According to the Association on American Indian Affairs, American Indians as well as Alaska Natives have a higher likelihood of being victims to violent crimes and are at least twice as likely to suffer rape or sexual assault than other races.
Biden took several steps since he was elected to office in January. The White House said that this demonstrates his dedication to tribes.
They include naming Deb Haaland (a New Mexico congresswoman) as the first Native American leader of the Interior Department. This powerful federal agency has influenced U.S. tribal leaders for many generations. Haaland belongs to the Laguna Pueblo.
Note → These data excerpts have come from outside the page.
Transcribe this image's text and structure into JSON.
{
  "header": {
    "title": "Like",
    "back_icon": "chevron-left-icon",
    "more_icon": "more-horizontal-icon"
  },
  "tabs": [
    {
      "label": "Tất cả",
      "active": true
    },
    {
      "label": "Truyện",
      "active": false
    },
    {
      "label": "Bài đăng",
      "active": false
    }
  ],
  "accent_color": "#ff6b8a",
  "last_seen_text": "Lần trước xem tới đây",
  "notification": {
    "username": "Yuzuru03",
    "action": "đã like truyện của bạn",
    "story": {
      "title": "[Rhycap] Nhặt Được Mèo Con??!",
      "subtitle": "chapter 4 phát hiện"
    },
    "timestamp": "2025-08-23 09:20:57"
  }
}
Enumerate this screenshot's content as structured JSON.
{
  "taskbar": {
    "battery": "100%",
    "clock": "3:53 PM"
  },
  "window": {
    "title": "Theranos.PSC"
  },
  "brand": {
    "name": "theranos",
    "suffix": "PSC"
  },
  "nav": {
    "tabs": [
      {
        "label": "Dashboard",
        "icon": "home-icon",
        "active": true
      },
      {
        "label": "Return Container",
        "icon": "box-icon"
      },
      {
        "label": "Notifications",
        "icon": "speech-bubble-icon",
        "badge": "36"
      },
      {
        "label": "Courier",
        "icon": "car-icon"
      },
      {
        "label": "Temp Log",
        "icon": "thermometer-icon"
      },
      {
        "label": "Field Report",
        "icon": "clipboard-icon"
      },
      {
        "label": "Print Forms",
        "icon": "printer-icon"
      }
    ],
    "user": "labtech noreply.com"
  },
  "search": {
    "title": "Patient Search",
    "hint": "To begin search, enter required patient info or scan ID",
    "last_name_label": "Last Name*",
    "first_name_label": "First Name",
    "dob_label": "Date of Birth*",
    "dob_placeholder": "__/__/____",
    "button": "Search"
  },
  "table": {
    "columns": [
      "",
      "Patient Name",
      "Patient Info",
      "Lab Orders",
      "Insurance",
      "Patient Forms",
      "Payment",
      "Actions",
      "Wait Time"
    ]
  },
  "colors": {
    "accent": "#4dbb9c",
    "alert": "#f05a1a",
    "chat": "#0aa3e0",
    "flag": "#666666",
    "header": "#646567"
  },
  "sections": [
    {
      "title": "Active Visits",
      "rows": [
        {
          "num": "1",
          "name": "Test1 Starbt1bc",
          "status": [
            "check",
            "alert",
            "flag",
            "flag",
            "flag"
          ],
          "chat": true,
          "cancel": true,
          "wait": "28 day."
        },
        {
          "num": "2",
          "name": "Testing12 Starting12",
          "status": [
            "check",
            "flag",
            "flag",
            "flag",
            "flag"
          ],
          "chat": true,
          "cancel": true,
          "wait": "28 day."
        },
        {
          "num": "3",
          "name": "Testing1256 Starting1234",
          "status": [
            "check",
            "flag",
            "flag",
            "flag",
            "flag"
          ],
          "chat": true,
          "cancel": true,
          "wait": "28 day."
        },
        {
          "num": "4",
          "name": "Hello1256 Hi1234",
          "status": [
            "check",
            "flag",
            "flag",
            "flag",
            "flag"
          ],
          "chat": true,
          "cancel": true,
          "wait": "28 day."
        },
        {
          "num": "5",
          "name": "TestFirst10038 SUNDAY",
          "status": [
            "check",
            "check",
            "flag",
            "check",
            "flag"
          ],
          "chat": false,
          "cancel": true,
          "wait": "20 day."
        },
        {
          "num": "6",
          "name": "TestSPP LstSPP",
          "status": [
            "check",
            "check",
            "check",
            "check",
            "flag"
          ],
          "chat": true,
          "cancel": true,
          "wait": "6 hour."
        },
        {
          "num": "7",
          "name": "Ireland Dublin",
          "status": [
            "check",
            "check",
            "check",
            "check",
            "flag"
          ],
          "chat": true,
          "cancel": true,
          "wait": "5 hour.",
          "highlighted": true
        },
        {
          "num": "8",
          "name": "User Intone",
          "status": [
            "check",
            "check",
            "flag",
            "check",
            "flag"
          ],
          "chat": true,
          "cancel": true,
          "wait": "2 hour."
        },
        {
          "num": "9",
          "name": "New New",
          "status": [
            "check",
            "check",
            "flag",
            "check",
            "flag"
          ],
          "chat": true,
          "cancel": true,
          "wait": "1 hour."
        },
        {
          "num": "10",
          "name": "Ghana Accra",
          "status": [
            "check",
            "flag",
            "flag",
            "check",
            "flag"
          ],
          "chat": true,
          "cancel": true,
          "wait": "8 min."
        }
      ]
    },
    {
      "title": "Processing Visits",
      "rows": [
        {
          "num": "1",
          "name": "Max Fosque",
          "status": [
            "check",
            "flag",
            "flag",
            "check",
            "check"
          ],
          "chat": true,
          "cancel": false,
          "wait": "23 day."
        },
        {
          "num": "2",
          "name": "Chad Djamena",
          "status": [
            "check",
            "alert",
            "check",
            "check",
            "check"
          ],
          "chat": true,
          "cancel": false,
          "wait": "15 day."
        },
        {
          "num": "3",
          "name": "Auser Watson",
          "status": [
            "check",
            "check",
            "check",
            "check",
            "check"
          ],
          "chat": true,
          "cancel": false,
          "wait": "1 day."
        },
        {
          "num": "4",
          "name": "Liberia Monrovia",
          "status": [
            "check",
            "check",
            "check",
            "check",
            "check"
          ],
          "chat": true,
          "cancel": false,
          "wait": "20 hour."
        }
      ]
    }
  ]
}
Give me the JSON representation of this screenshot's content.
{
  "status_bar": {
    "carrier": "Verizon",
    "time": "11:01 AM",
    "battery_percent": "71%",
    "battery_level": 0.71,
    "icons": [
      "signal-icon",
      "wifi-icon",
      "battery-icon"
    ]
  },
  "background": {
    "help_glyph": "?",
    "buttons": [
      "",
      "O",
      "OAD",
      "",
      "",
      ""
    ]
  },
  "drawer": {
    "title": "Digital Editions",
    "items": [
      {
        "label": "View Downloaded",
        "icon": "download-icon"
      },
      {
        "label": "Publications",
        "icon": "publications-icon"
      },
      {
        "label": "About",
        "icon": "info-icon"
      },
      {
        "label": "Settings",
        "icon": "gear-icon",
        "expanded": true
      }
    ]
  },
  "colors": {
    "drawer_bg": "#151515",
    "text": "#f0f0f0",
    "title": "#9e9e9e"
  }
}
Biden’s coronavirus relief plan included $31 billion for tribal communities, and the administration also has worked closely with tribal leaders to help make COVID-19 vaccination rates among Native Americans among the highest in the country, the White House said.
Biden also recently became the first president to issue a proclamation designating Oct. 11 as Indigenous People’s Day, giving a boost to longstanding efforts to refocus the federal holiday celebrating Christopher Columbus toward an appreciation of Native peoples.
Earlier this year, Jill Biden spent two days in April visiting the Navajo Nation’s capital in Window Rock, Arizona.